We agreed Diana would appear for one photo, then the global press would leave her alone. Sure enough, the following day she appeared in the waves in that bright orange bikini like a Bond Girl – we weren’t expecting that!
Another time she asked for a chat on a plane. She told me the paparazzi – a different kettle of fish to the press pool – were making her life hell. She had been shopping in Harvey Nichols and had jumped in a cab to head home. Just then a pap on a motorbike drew up alongside her taxi and opened her door. “Get your head up, you f****** b****, I’ve got a mortgage to pay,” he snarled at her as she’d jumped into the footwell.
I was asked to Balmoral for a photocall of Charles with his boys playing by the River Dee. These images are so poignant, taken just two weeks before Diana’s death. You can tell how happy and relaxed they were by their open body language.
August 31, 1997 was a dreadful day. I was called into the office in the early hours of the morning to hear that Diana had died in a horrific car crash. I drove to Northolt to cover the arrival of her coffin back on British soil. It was all I could do not to cry.
William’s attitude to photographers changed after his mother’s death. He’d organised a photocall on a farm during his gap year and made a surprise appearance at our hotel bar the night before. I remember him telling us: “I will make sure that my future wife and children will never suffer the way my mother did.”
One thing is for sure: if Diana was still around, her boys would never have fallen out so badly. Charles loves his sons and I hope they can find a way back to reconciliation.
Mirror photographer Ian Vogler says:
The relationship between the boys as children could not be more different from now. Diana’s death changed everything – I remember watching them walking behind their mother’s coffin when they were 15 and 12 and thinking, ‘What a difficult life they’re going to have with this being beamed around the world on live television.’

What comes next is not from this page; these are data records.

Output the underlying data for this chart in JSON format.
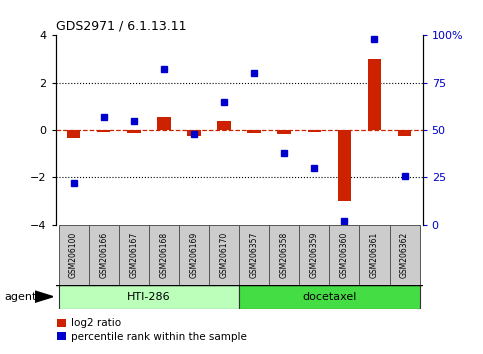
{
  "title": "GDS2971 / 6.1.13.11",
  "samples": [
    "GSM206100",
    "GSM206166",
    "GSM206167",
    "GSM206168",
    "GSM206169",
    "GSM206170",
    "GSM206357",
    "GSM206358",
    "GSM206359",
    "GSM206360",
    "GSM206361",
    "GSM206362"
  ],
  "log2_ratio": [
    -0.35,
    -0.1,
    -0.12,
    0.55,
    -0.25,
    0.38,
    -0.12,
    -0.18,
    -0.08,
    -3.0,
    3.0,
    -0.25
  ],
  "percentile_rank": [
    22,
    57,
    55,
    82,
    48,
    65,
    80,
    38,
    30,
    2,
    98,
    26
  ],
  "group1_samples": 6,
  "group1_label": "HTI-286",
  "group2_label": "docetaxel",
  "agent_label": "agent",
  "legend_red": "log2 ratio",
  "legend_blue": "percentile rank within the sample",
  "ylim": [
    -4,
    4
  ],
  "y_ticks_left": [
    -4,
    -2,
    0,
    2,
    4
  ],
  "y_ticks_right": [
    0,
    25,
    50,
    75,
    100
  ],
  "bar_color": "#cc2200",
  "dot_color": "#0000cc",
  "group1_color": "#bbffbb",
  "group2_color": "#44dd44",
  "sample_box_color": "#cccccc",
  "background_color": "#ffffff",
  "dashed_zero_color": "#cc2200"
}
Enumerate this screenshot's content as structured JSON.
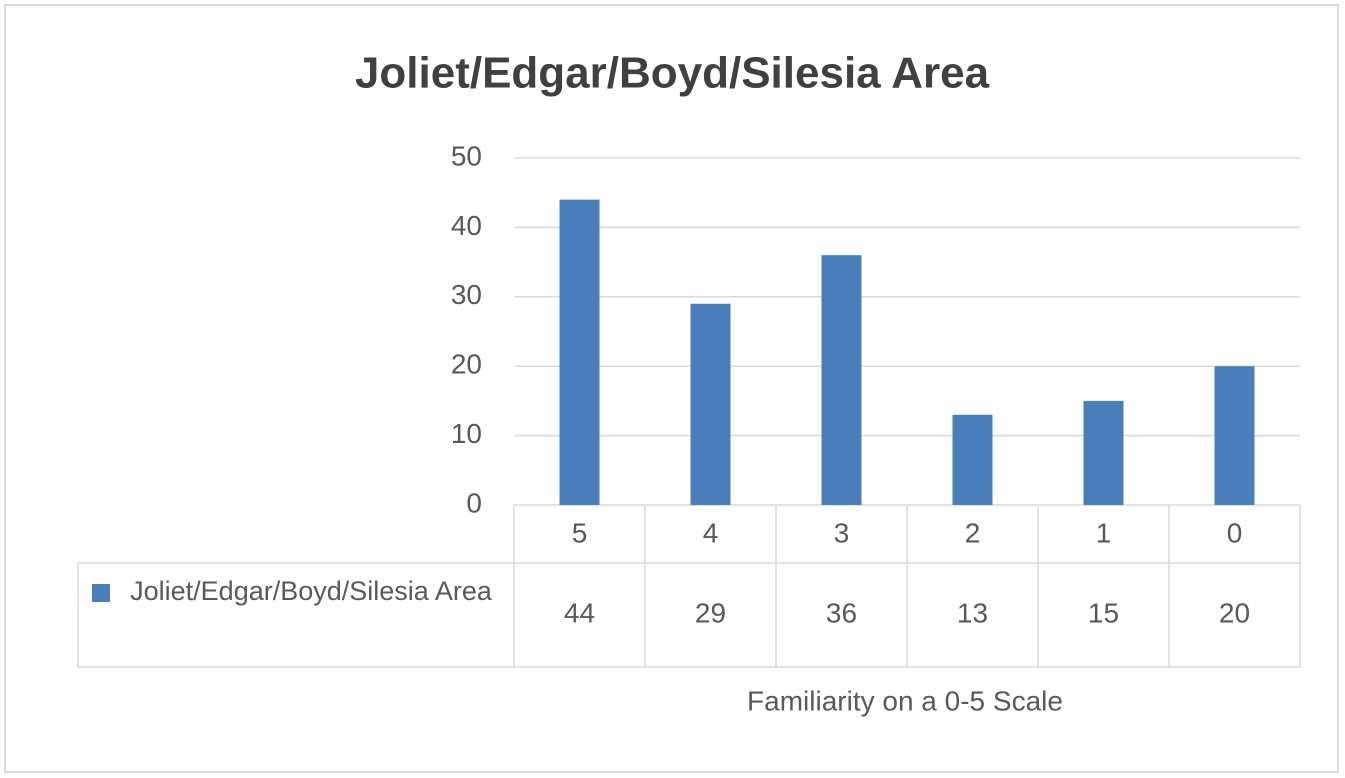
{
  "chart_data": {
    "type": "bar",
    "title": "Joliet/Edgar/Boyd/Silesia Area",
    "categories": [
      "5",
      "4",
      "3",
      "2",
      "1",
      "0"
    ],
    "series": [
      {
        "name": "Joliet/Edgar/Boyd/Silesia Area",
        "color": "#4a7ebb",
        "values": [
          44,
          29,
          36,
          13,
          15,
          20
        ]
      }
    ],
    "xlabel": "Familiarity on a 0-5 Scale",
    "ylim": [
      0,
      50
    ],
    "yticks": [
      0,
      10,
      20,
      30,
      40,
      50
    ],
    "grid": true
  }
}
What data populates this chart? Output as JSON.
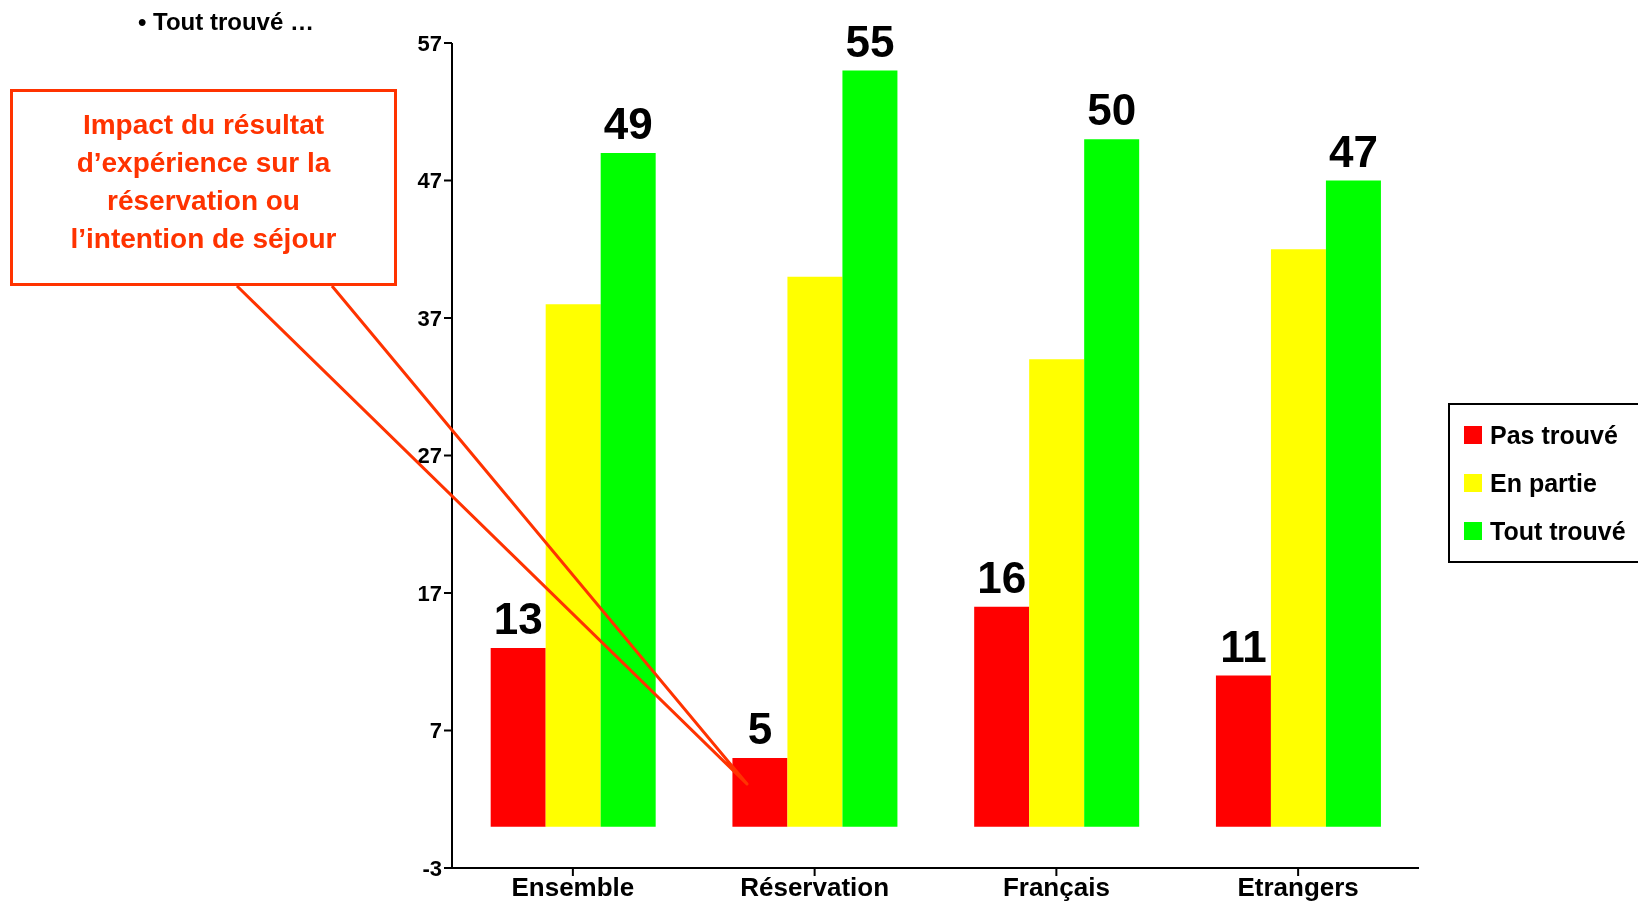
{
  "chart_data": {
    "type": "bar",
    "categories": [
      "Ensemble",
      "Réservation",
      "Français",
      "Etrangers"
    ],
    "series": [
      {
        "name": "Pas trouvé",
        "color": "#ff0000",
        "values": [
          13,
          5,
          16,
          11
        ],
        "value_labels": [
          "13",
          "5",
          "16",
          "11"
        ]
      },
      {
        "name": "En partie",
        "color": "#ffff00",
        "values": [
          38,
          40,
          34,
          42
        ]
      },
      {
        "name": "Tout trouvé",
        "color": "#00ff00",
        "values": [
          49,
          55,
          50,
          47
        ],
        "value_labels": [
          "49",
          "55",
          "50",
          "47"
        ]
      }
    ],
    "ylim": [
      -3,
      57
    ],
    "yticks": [
      -3,
      7,
      17,
      27,
      37,
      47,
      57
    ],
    "grid": false,
    "legend": "right",
    "annotations": [
      "• Tout trouvé …",
      "Impact du résultat d’expérience sur la réservation ou l’intention de séjour"
    ]
  }
}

Back then they couldn’t have been stronger together. You couldn’t imagine them being in a position now where they never speak.

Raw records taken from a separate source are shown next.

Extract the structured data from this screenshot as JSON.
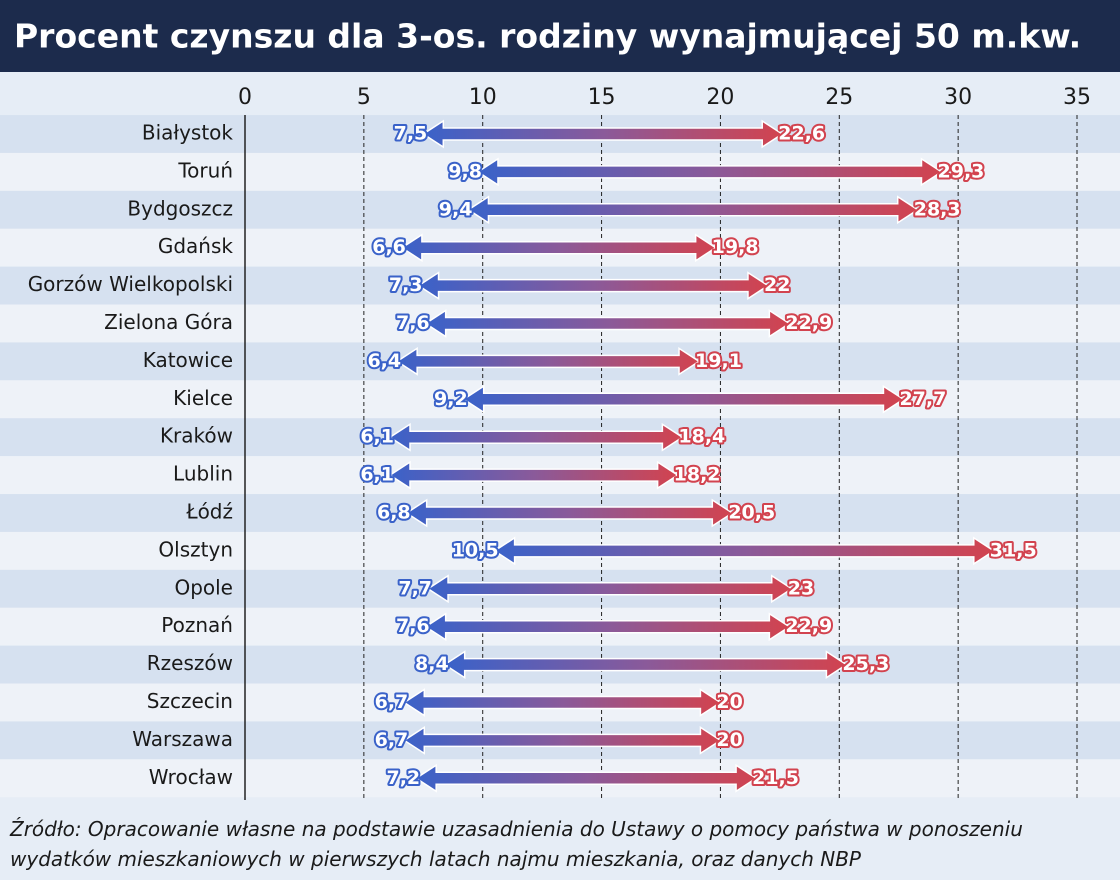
{
  "chart_data": {
    "type": "range-arrow",
    "title": "Procent czynszu dla 3-os. rodziny wynajmującej 50 m.kw.",
    "categories": [
      "Białystok",
      "Toruń",
      "Bydgoszcz",
      "Gdańsk",
      "Gorzów Wielkopolski",
      "Zielona Góra",
      "Katowice",
      "Kielce",
      "Kraków",
      "Lublin",
      "Łódź",
      "Olsztyn",
      "Opole",
      "Poznań",
      "Rzeszów",
      "Szczecin",
      "Warszawa",
      "Wrocław"
    ],
    "series": [
      {
        "color": "#3a62c9",
        "values": [
          7.5,
          9.8,
          9.4,
          6.6,
          7.3,
          7.6,
          6.4,
          9.2,
          6.1,
          6.1,
          6.8,
          10.5,
          7.7,
          7.6,
          8.4,
          6.7,
          6.7,
          7.2
        ],
        "value_labels": [
          "7,5",
          "9,8",
          "9,4",
          "6,6",
          "7,3",
          "7,6",
          "6,4",
          "9,2",
          "6,1",
          "6,1",
          "6,8",
          "10,5",
          "7,7",
          "7,6",
          "8,4",
          "6,7",
          "6,7",
          "7,2"
        ]
      },
      {
        "color": "#d2434f",
        "values": [
          22.6,
          29.3,
          28.3,
          19.8,
          22,
          22.9,
          19.1,
          27.7,
          18.4,
          18.2,
          20.5,
          31.5,
          23,
          22.9,
          25.3,
          20,
          20,
          21.5
        ],
        "value_labels": [
          "22,6",
          "29,3",
          "28,3",
          "19,8",
          "22",
          "22,9",
          "19,1",
          "27,7",
          "18,4",
          "18,2",
          "20,5",
          "31,5",
          "23",
          "22,9",
          "25,3",
          "20",
          "20",
          "21,5"
        ]
      }
    ],
    "xlim": [
      0,
      35
    ],
    "xticks": [
      0,
      5,
      10,
      15,
      20,
      25,
      30,
      35
    ],
    "grid": true,
    "source": "Źródło: Opracowanie własne na podstawie uzasadnienia do Ustawy o pomocy państwa w ponoszeniu wydatków mieszkaniowych w pierwszych latach najmu mieszkania, oraz danych NBP"
  }
}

I joined Harry on a 2015 trip to South Africa, before he met Meghan. He was easy-going, teasing the children we met in a classroom and the kids were just chatting to him. He was really natural, down-to-earth, enjoying their company.
When William and Kate got together, Harry seemed delighted. He was like a clown prince, making jokes, entertaining his future sister-in-law. They all got on really well together, there were some really nice moments.
The tension between the princes was most obvious at the Prince of Edinburgh’s funeral. They were there, but they weren’t there. They were together but they weren’t together.
Now it’s like a whole different world. At Harry and Meghan’s wedding, it was the only wedding I’ve been to where I didn’t see the bride! He had arranged the British press in an odd position so we only saw three-quarters of Meghan and not her head.